Predictive Markets

My brother referred me to this article on about Peter Thiel, uber-rich investor guy and hedge fund manager, who accurately predicted the exact order of bank failures based their partisan makeup. It’s an interesting read, but the basic theory was that the most Republican firms would fall first. He attributes the uncanny partisan trajectory of the meltdown to one of three therories (he’s not sure which one).

1. A hostile federal bureaucracy. Despite a Republican in the White House, the bureaucrats who staffed the regulatory agencies, the Treasury and the Fed remain unfriendly to the GOP. Consciously or not, they proved unforgiving toward Bear, Lehman and Merrill but sympathetic toward Morgan and Goldman.

2. An inability to accept reality. At the most Republican institutions, the principals believed in free markets–only too devoutly. Even Milton Friedman would never have argued that markets work perfectly all the time, only that they work a lot better than government intervention. But at Bear, Lehman and Merrill, folks became convinced that the markets possessed almost magical properties. When trouble started, they literally couldn’t believe it.

3. Uncoolness. All the investment banks recruited at the same elite universities, and political correctness at such schools is profound. (If you want proof, just look at the last election cycle. The faculty at Harvard contributed to Democrats over Republicans by a ratio of 93 to seven.) At Yale and Berkeley and Wharton–at all the elite schools–the Democratic Party is cool; the Republican Party, decidedly not. The least Republican investment banks were therefore able to snap up the best talent, leaving the most Republican firms to pick through the leftovers. “In big financial institutions,” Peter said, “it could be that a Republican profile now correlates with technocratic incompetence.”

Reason #2 sounds most plausible to me of those listed; Republican ideologues like Donald Luskin were writing extended editorials extolling the strength of the economy as recently as mid-September. That said, I don’t think it’s the whole story.

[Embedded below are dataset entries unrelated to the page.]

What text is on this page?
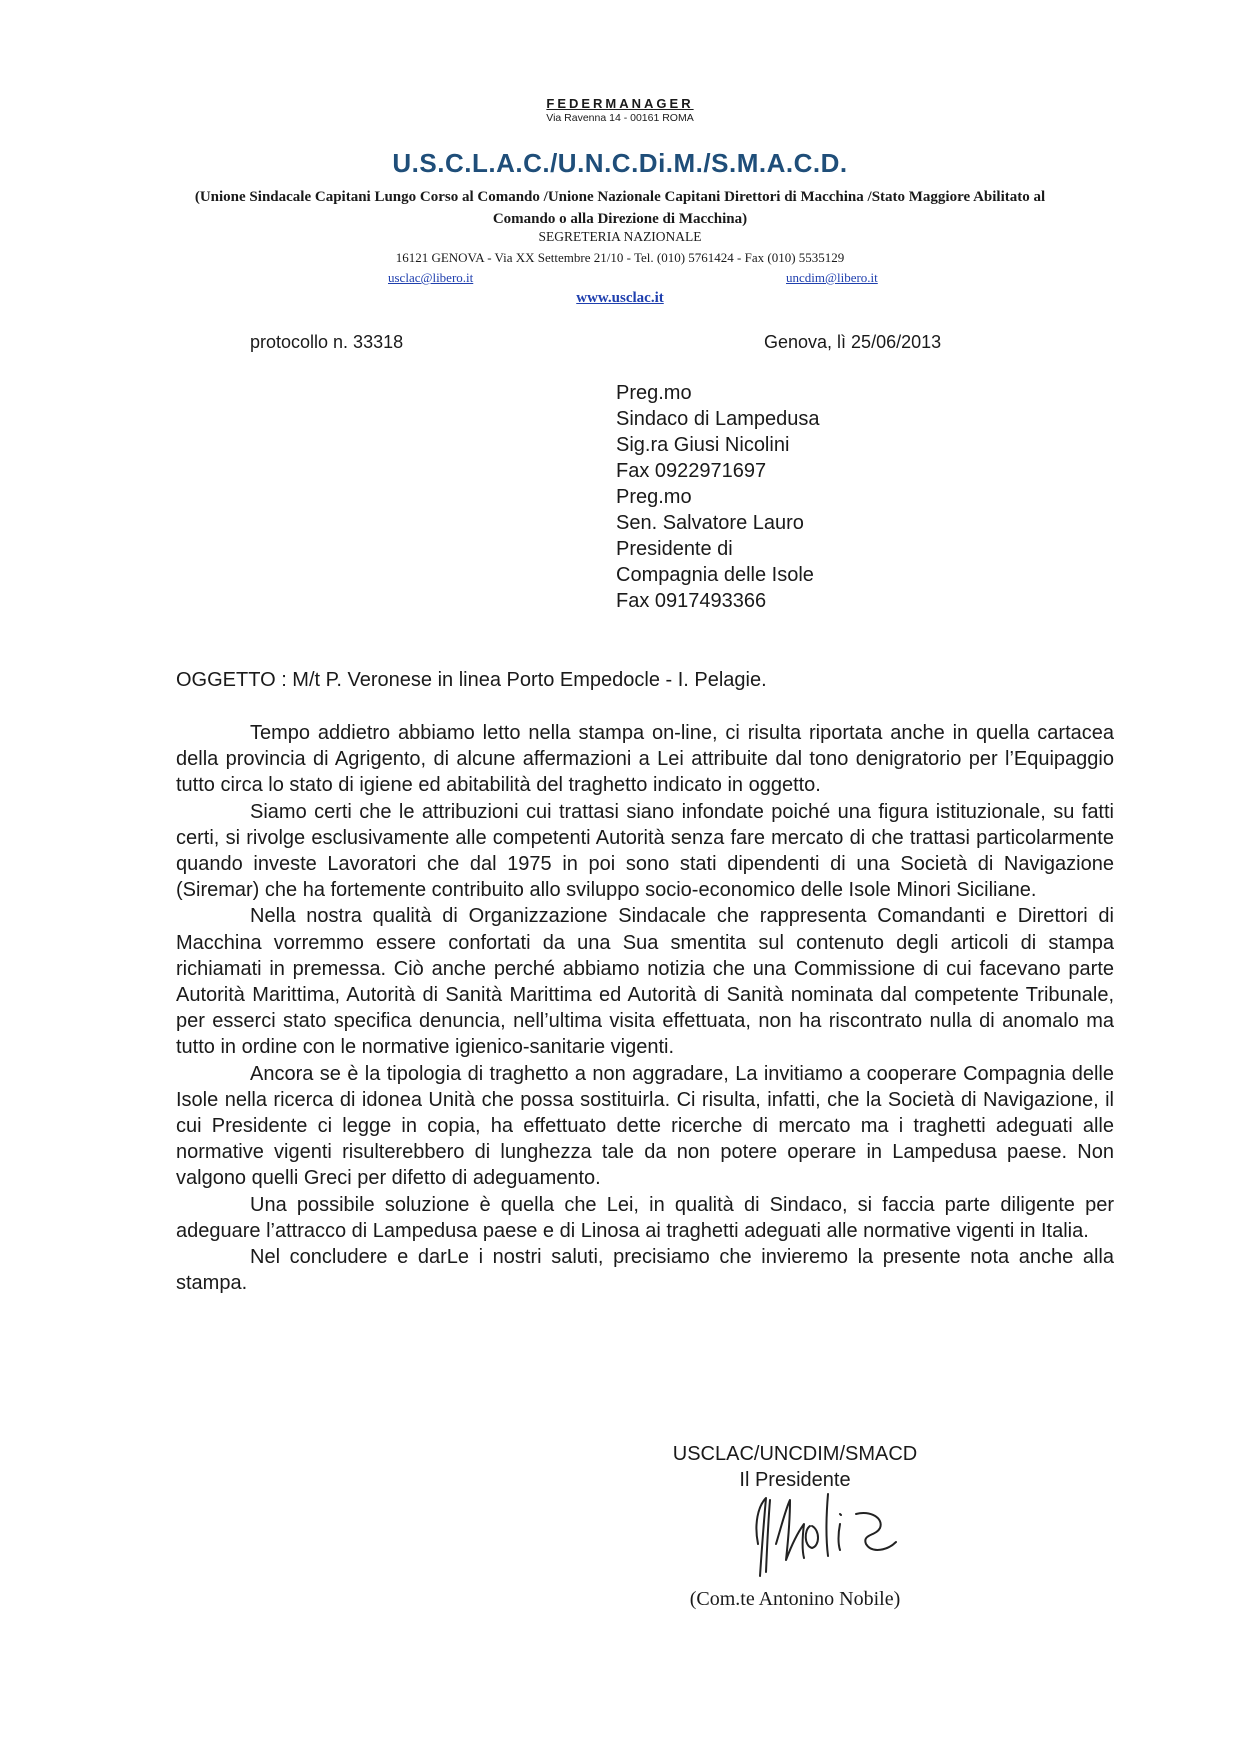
FEDERMANAGER
Via Ravenna 14 - 00161 ROMA
U.S.C.L.A.C./U.N.C.Di.M./S.M.A.C.D.
(Unione Sindacale Capitani Lungo Corso al Comando /Unione Nazionale Capitani Direttori di Macchina /Stato Maggiore Abilitato al Comando o alla Direzione di Macchina)
SEGRETERIA NAZIONALE
16121 GENOVA - Via XX Settembre 21/10 - Tel. (010) 5761424 - Fax (010) 5535129
usclac@libero.it	uncdim@libero.it
www.usclac.it
protocollo n. 33318	Genova, lì 25/06/2013
Preg.mo
Sindaco di Lampedusa
Sig.ra Giusi Nicolini
Fax 0922971697
Preg.mo
Sen. Salvatore Lauro
Presidente di
Compagnia delle Isole
Fax 0917493366
OGGETTO : M/t P. Veronese in linea Porto Empedocle - I. Pelagie.

Tempo addietro abbiamo letto nella stampa on-line, ci risulta riportata anche in quella cartacea della provincia di Agrigento, di alcune affermazioni a Lei attribuite dal tono denigratorio per l’Equipaggio tutto circa lo stato di igiene ed abitabilità del traghetto indicato in oggetto.

Siamo certi che le attribuzioni cui trattasi siano infondate poiché una figura istituzionale, su fatti certi, si rivolge esclusivamente alle competenti Autorità senza fare mercato di che trattasi particolarmente quando investe Lavoratori che dal 1975 in poi sono stati dipendenti di una Società di Navigazione (Siremar) che ha fortemente contribuito allo sviluppo socio-economico delle Isole Minori Siciliane.

Nella nostra qualità di Organizzazione Sindacale che rappresenta Comandanti e Direttori di Macchina vorremmo essere confortati da una Sua smentita sul contenuto degli articoli di stampa richiamati in premessa. Ciò anche perché abbiamo notizia che una Commissione di cui facevano parte Autorità Marittima, Autorità di Sanità Marittima ed Autorità di Sanità nominata dal competente Tribunale, per esserci stato specifica denuncia, nell’ultima visita effettuata, non ha riscontrato nulla di anomalo ma tutto in ordine con le normative igienico-sanitarie vigenti.

Ancora se è la tipologia di traghetto a non aggradare, La invitiamo a cooperare Compagnia delle Isole nella ricerca di idonea Unità che possa sostituirla. Ci risulta, infatti, che la Società di Navigazione, il cui Presidente ci legge in copia, ha effettuato dette ricerche di mercato ma i traghetti adeguati alle normative vigenti risulterebbero di lunghezza tale da non potere operare in Lampedusa paese. Non valgono quelli Greci per difetto di adeguamento.

Una possibile soluzione è quella che Lei, in qualità di Sindaco, si faccia parte diligente per adeguare l’attracco di Lampedusa paese e di Linosa ai traghetti adeguati alle normative vigenti in Italia.

Nel concludere e darLe i nostri saluti, precisiamo che invieremo la presente nota anche alla stampa.

USCLAC/UNCDIM/SMACD
Il Presidente
(Com.te Antonino Nobile)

If there was in fact some causality — not a given in light of the less than robust sample size — it would seem that an inverted version of Reason #1 may have played a role as well. That is, it would be tough to fault right leaning firms for assuming that help from the right leaning federal bureaucracy would help hedge their bets. It certainly would have been consistent with the pervasive cronyism and special interest favoritism that defined the Bush Administration’s domestic policy. In any event, what they probably didn’t expect was that Republican technocrats would be so heavily influenced by their own misguided faith in free market Darwinism as to let them fail for the sake of market purity (Lehman, cough, cough).